I was blocked this morning, as usual. Today my demon was telling me that I wasn’t clever enough to surmount the latest obstacle. It’s too much, too big, my brain’s too tired. I thought I’d go and shovel soil instead. We’re building a potager in the front garden – a fancy solution to a dead lawn – and I’m Soil-Shoveller-in-Chief. It hurts. Bending over the huge sack and filling a bucket hurts. My lower back is killing me. And I would rather be doing that than writing?
I had a bit of a word with myself, to see what the matter was. The inner writer was curled up in a corner, whimpering at the magnitude of the problem. I told her that I was very familiar with what she’s not good at, but would she like to tell me what she is good at? ‘Being there,’ she said, wiping her hand across her nose. So, right, get there.

Large scale displacement activity going on in the front garden.

I went back to work and put myself in my protagonist’s shoes, right into the moment, feeling, smelling, hearing what was happening. And the impenetrable wall wasn’t there any more. The latest raised bed, however, remains to be filled, and I’m off there now, legitimately finished with my writing session.

This Post Has 4 Comments

  1. LOL – I spend a lot of time whimpering. Distractions are so much better…. Twitter, Facebook, leaving comments on other writer’s blogs….
    Tomorrow I _am_ going to get another sentence written. At this rate though – a sentence a day – my next book should be ready for publication in about 3012.
    Helen Hollick

    1. A thousand years!

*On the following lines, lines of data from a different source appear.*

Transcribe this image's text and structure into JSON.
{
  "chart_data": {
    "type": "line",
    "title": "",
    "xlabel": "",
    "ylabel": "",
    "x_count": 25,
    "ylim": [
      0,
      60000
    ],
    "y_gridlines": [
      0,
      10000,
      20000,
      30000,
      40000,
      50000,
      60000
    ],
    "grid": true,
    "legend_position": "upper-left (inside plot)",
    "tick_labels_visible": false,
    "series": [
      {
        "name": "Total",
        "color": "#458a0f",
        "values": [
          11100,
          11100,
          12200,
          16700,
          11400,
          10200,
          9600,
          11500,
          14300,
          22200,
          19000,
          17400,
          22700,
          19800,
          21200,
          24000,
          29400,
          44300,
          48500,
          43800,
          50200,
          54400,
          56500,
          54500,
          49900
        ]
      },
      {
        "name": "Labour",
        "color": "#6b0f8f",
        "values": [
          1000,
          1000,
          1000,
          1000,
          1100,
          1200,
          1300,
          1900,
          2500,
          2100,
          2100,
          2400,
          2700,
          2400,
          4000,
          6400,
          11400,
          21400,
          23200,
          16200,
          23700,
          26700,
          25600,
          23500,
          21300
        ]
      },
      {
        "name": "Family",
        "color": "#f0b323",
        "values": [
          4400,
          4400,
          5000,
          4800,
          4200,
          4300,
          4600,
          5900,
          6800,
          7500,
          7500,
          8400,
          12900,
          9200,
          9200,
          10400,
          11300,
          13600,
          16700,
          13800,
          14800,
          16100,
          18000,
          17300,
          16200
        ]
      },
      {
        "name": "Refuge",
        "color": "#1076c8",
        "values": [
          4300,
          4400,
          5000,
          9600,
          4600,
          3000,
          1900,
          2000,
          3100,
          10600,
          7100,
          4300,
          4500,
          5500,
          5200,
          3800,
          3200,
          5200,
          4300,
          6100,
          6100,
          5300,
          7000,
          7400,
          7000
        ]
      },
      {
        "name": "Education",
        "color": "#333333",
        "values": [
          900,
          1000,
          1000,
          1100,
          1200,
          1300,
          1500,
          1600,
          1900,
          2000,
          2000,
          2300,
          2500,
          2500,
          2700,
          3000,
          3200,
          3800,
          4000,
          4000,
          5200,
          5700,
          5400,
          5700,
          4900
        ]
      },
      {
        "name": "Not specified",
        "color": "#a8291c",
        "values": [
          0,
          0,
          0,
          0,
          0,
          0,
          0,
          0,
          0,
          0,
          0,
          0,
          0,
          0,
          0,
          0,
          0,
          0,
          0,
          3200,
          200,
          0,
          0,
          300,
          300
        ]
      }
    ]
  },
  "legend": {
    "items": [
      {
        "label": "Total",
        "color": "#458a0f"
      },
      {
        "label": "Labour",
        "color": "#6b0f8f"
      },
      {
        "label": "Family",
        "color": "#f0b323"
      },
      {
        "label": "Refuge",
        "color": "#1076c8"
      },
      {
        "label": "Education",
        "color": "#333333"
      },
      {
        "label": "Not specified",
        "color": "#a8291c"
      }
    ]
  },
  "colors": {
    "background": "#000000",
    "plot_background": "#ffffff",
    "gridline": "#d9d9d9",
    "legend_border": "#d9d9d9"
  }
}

That’s the kind of calculation I’d rather not make. How about writing a pamphlet instead? Meanwhile, enjoy the primroses. Today I thought I’d go for a major block and so arranged it that every time I hit a key some sky-high structure made of neon light leaps up, bearing the message, ‘What’s the point?’ I found a cunning answer: there isn’t one, so I may as well write as not. Through sheer dogged perseverance, I’ve succeeded in changing all my chapter numbers.

  2. Was it Oscar Wilde (or someone similar) who said “This morning I wrote the word ‘the’. This afternoon I crossed it out.”